Mr Wong raised his concerns about the pace of the proceedings, which he found to be “troubling”, adding: “Justice delayed is justice denied.”
DPP Ngia denied the allegation that justice was delayed and stressed that investigations take time.
The court heard that the current charges are not the finalised ones as investigations are ongoing.
He also said that investigations are still at a rather early stage as they started only about six months ago.

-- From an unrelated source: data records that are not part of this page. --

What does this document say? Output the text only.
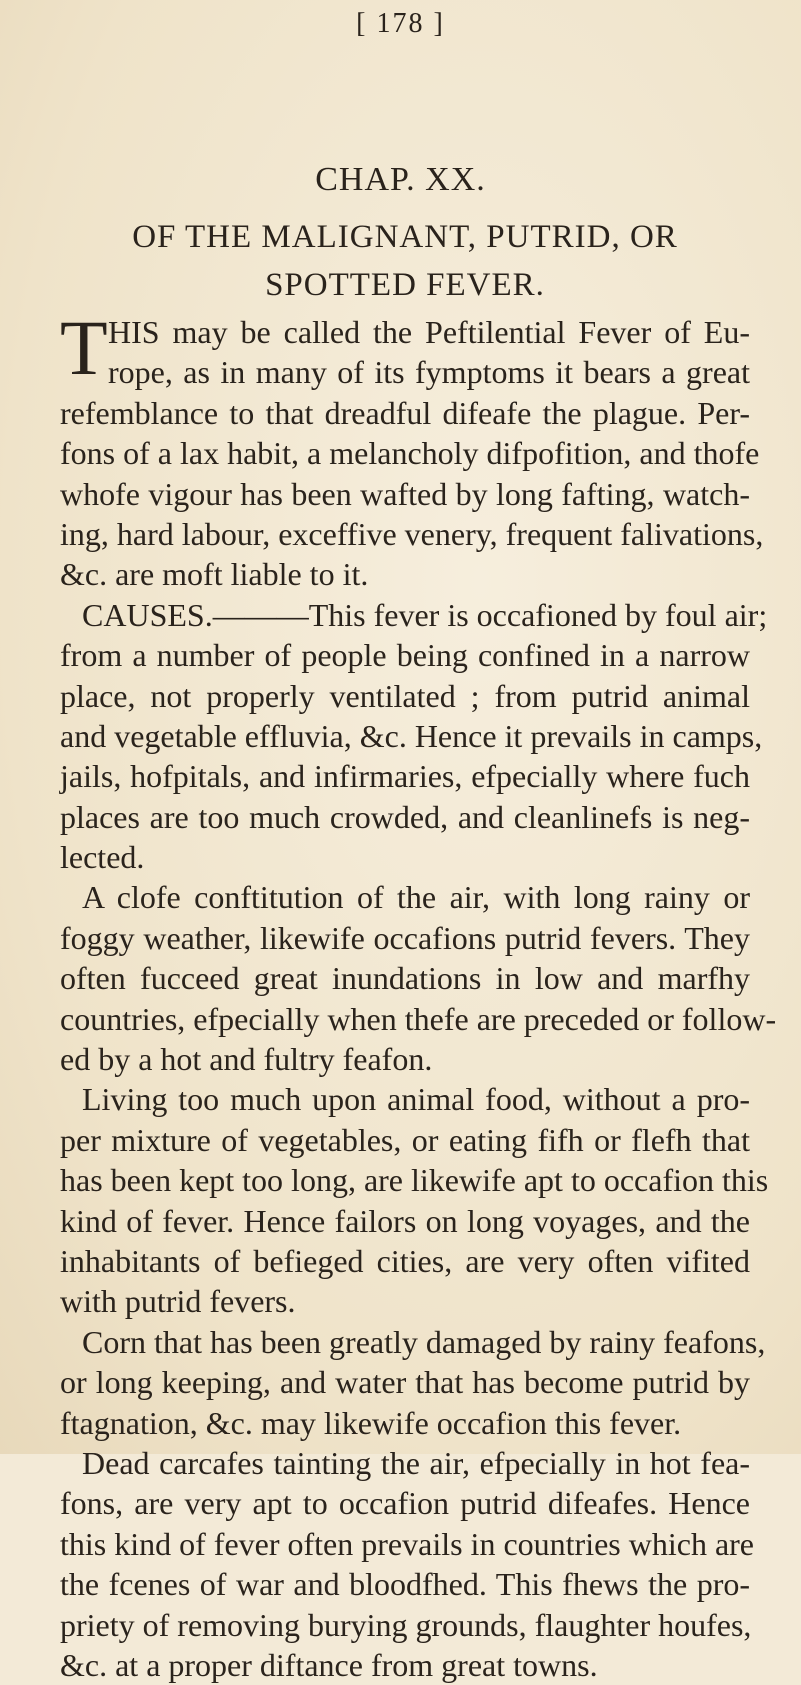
[ 178 ]
CHAP. XX.
OF THE MALIGNANT, PUTRID, OR
SPOTTED FEVER.
T HIS may be called the Peftilential Fever of Eu-
rope, as in many of its fymptoms it bears a great
refemblance to that dreadful difeafe the plague. Per-
fons of a lax habit, a melancholy difpofition, and thofe
whofe vigour has been wafted by long fafting, watch-
ing, hard labour, exceffive venery, frequent falivations,
&c. are moft liable to it.
CAUSES.———This fever is occafioned by foul air;
from a number of people being confined in a narrow
place, not properly ventilated ; from putrid animal
and vegetable effluvia, &c. Hence it prevails in camps,
jails, hofpitals, and infirmaries, efpecially where fuch
places are too much crowded, and cleanlinefs is neg-
lected.
A clofe conftitution of the air, with long rainy or
foggy weather, likewife occafions putrid fevers. They
often fucceed great inundations in low and marfhy
countries, efpecially when thefe are preceded or follow-
ed by a hot and fultry feafon.
Living too much upon animal food, without a pro-
per mixture of vegetables, or eating fifh or flefh that
has been kept too long, are likewife apt to occafion this
kind of fever. Hence failors on long voyages, and the
inhabitants of befieged cities, are very often vifited
with putrid fevers.
Corn that has been greatly damaged by rainy feafons,
or long keeping, and water that has become putrid by
ftagnation, &c. may likewife occafion this fever.
Dead carcafes tainting the air, efpecially in hot fea-
fons, are very apt to occafion putrid difeafes. Hence
this kind of fever often prevails in countries which are
the fcenes of war and bloodfhed. This fhews the pro-
priety of removing burying grounds, flaughter houfes,
&c. at a proper diftance from great towns.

Home Affairs Minister K. Shanmugam had said that the servers most likely contained items subject to export controls by the US.
The US government had in 2022 imposed a number of export controls to restrict the sale of high-performance artificial intelligence (AI) chips, such as those by chipmaker Nvidia, to China.
Li and Singaporeans Aaron Woon Guo Jie, 41, and Alan Wei Zhaolun, 49, were first hauled to court in February to face fraud charges
This took place after Singapore came under the spotlight in a US investigation into whether Chinese start-up DeepSeek had circumvented US restrictions on advanced Nvidia chips by buying them from third parties in other countries, including the Republic.
The cases involving Woon and Wei were not mentioned in court on Aug 22, but their pre-trial conference will also be held on Oct 17.
Li faces two charges – one of fraud and one under the Computer Misuse Act.
Woon and Wei were earlier handed two fraud charges each.
Li is accused of committing fraud on Supermicro, a supplier of servers, by claiming in 2023 that the end user of the servers would be a company he controlled, called Luxuriate Your Life.
He also allegedly accessed an OCBC corporate bank account without authorisation to make and receive transfers for Luxuriate Your Life on June 19, 2024.
Woon and Wei are accused of being in a criminal conspiracy to defraud two suppliers of servers, Dell and Supermicro.
They allegedly made false representations in 2024 that the servers would not be transferred to a person other than the authorised end users.
Both of them worked at Aperia Cloud Services, a Singapore-based technology company. Wei was the company’s chief executive and Woon its chief operating officer.
Preliminary investigations had shown that servers from US companies Dell and Supermicro, possibly embedded with Nvidia AI chips, were sent to Singapore-based companies before they were exported to Malaysia.
The probe came after an anonymous tip-off.
Questions were raised in the US in 2025 when a Chinese start-up launched DeepSeek, an AI platform allegedly using chips from Nvidia and reportedly developed at a fraction of the costs of its US rivals.
The launch of DeepSeek in January wiped around US$1 trillion (S$1.29 trillion) off the value of US tech stocks.